Oh yes, I recall with fondness the free copy of the Toronto Star, and the coffee-machine-cup-of-coffee (nice whitener!), as well as the fluid top-ups, tire pressure check, the door-hinge lube, and balloon for the agitated youngster. Such conveniences!
It is for this reason that I have returned, time and again, to Mr. Lube. I am a complex, harried, hairy, busy, occasionally confused and angry person who is just trying to keep things simple, and you help me do that by just letting me drive up and drain my bad old oil out while I sit in self-satisfied comfort. It is a beautiful world.
However, may I be so bold as to suggest that in the interests of the Business Plan, you also have been doing one hell of a job of undoing all that joy, that serenity, that fresh-lubed glow you so lovingly drizzle over me?
Witness:
I am informed, mid-change, by my Mr. Lube Attendant, A____, that the front and rear differential need some love, to the tune of - let's round it up - $160. And not only that, the Belt needs servicing, yes it does. That's $102., installed.
All good, and thank you, A____! Thank you very much! Print that up for a brother, and I'll run it by my wife!
But all of a sudden, there is no time to think! Wha--? I'm just about to crack the sports section, and the child is nodding off...

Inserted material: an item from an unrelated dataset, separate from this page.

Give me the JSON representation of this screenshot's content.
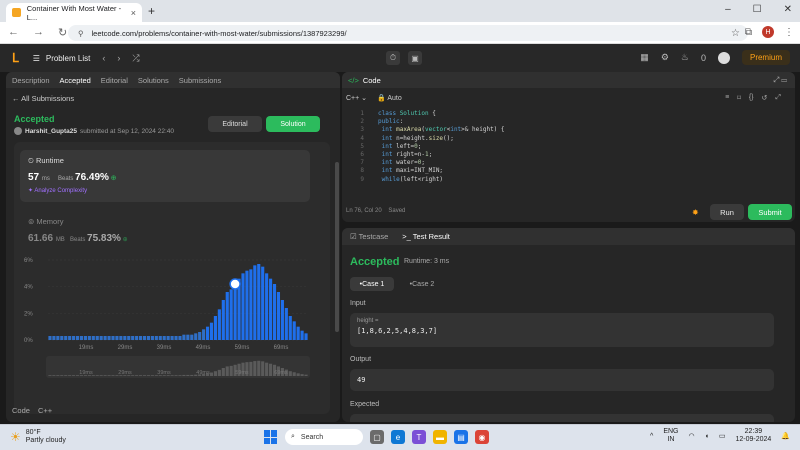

...surely this is no time for the hard sell, only it comes, A____ falling just short of the greatest apocalypse narratives of our time, describing what will happen if I don't get that all done NOW, and besides, they've got the front and rear diff open already down in the pit.
Nothing I say, no kindly resistance, will satisfy A____. I stick to my guns, and he says, 'it's your funeral', though not in so many words.
And so, Mr. Lube braintrust, well, hey, look at the whole picture here, the yin and the yang, the blue mountain and the white cloud. Forest/trees?
The coffee is cold. The boy cries. Why not shelve the hard sell, let me know what could use a doin', hand me the printout, and quit gettin' in the way of the sublime experience you've engineered? Might do this ol'world of ours one heck of a lot of good.
Maybe go all the way to serenity, and throw in a scented candle, for free.
Worry not, though -- I will return, oh yes. For the coupons.